Re: 2.5.70-bk16: nfs crash

From: Dipankar Sarma (
Date: Fri Jun 13 2003 - 00:50:01 EST

On Thu, Jun 12, 2003 at 10:24:16PM -0700, Trond Myklebust wrote:
> Wrong. Look at the VFS code. In all cases the test is of the form.
> spin_lock(&dcache_lock);
> /* Are we the sole users of this dentry */
> if (atomic_read(&dentry->d_count) == 1) {
> /* Yes - do some operation */
> }
> Knowing that d_lookup() can *increase* d_count is not a plus here. The
> whole idea is to have a test for sole use.

Well, d_lookup() isn't the only place that does a dget() without
holding dcache_lock. There are *many* places where dget() is
done without holding dcache_lock.
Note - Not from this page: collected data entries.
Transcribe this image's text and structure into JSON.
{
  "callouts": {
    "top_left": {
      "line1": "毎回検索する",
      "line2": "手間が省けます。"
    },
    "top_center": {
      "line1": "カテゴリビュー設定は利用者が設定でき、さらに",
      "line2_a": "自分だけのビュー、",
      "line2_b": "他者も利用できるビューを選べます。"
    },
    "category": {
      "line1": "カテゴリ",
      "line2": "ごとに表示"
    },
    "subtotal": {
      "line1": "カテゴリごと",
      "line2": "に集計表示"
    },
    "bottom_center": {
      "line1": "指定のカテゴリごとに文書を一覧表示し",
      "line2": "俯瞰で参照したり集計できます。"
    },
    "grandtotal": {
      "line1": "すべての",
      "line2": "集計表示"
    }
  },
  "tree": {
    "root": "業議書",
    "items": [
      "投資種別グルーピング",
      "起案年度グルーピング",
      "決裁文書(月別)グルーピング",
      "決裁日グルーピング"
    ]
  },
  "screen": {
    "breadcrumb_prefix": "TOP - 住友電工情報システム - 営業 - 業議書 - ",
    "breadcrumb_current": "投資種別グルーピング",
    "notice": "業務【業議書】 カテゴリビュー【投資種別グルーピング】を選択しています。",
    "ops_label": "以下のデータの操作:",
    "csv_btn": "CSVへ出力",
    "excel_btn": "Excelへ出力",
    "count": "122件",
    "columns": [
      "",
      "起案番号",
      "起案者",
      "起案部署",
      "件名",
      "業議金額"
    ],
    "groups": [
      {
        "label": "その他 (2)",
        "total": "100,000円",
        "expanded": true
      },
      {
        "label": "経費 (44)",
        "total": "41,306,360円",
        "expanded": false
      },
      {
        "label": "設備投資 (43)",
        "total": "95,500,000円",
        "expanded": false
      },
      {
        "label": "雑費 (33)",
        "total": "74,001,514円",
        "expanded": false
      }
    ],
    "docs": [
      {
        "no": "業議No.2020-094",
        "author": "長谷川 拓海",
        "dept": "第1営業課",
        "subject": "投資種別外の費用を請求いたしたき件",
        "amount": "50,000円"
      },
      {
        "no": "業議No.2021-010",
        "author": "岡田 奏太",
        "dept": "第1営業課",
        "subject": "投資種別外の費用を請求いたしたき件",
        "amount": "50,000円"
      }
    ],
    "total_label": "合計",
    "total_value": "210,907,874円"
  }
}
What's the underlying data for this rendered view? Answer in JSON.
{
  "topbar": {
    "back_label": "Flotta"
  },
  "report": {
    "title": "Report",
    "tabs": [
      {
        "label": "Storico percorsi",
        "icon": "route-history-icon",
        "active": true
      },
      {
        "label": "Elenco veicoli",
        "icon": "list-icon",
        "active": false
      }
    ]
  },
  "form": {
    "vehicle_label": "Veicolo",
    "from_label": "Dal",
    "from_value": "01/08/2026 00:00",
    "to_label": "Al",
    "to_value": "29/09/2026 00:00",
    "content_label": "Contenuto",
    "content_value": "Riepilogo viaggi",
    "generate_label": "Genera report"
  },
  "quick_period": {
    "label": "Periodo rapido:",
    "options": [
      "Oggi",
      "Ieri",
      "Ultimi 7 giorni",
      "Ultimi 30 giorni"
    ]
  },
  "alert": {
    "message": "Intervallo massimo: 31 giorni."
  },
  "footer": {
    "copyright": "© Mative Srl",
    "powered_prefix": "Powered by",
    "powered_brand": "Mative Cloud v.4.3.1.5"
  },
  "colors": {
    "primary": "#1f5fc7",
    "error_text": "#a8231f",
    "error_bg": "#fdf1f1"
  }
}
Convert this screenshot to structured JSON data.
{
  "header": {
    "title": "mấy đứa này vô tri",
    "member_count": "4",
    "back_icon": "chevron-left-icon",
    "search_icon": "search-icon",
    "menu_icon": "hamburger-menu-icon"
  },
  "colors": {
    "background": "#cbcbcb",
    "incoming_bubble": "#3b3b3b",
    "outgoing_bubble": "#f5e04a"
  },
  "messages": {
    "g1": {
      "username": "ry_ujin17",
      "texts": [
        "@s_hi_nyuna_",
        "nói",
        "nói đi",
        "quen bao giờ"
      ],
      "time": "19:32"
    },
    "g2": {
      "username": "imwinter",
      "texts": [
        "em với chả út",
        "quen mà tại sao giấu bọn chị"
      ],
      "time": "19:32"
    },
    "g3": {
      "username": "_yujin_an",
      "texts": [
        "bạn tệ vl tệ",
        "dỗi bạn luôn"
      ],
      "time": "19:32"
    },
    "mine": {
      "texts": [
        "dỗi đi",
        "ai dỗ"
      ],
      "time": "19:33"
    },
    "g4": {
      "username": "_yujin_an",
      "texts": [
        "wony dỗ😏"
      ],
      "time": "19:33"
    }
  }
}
That didn't seem to be a
requirement in the pre-RCU dcache model.

> In most cases, the "do some operation" above is
> d_drop(dentry);

I don't think that would work in pre or post-RCU dcache.

> in order (for instance) to ensure that nobody else can look up this
> dentry while we're working on it (e.g. rename or unlink,...).

rename, unlink etc. hold the per-dentry lock, so they are protected
against lockfree d_lookup().

> Your d_lookup() screws the above example of code which you can find in
> any number of VFS functions. dput(), d_delete(), d_invalidate(),
> d_prune_aliases(), prune_dcache(), shrink_dcache_sb() are but a few
> functions that rely on the above code snippet working to keep
> d_lookup() from intruding.

Those routines hold the per-dentry lock as required and that protects
them from intruding lockfree d_lookup().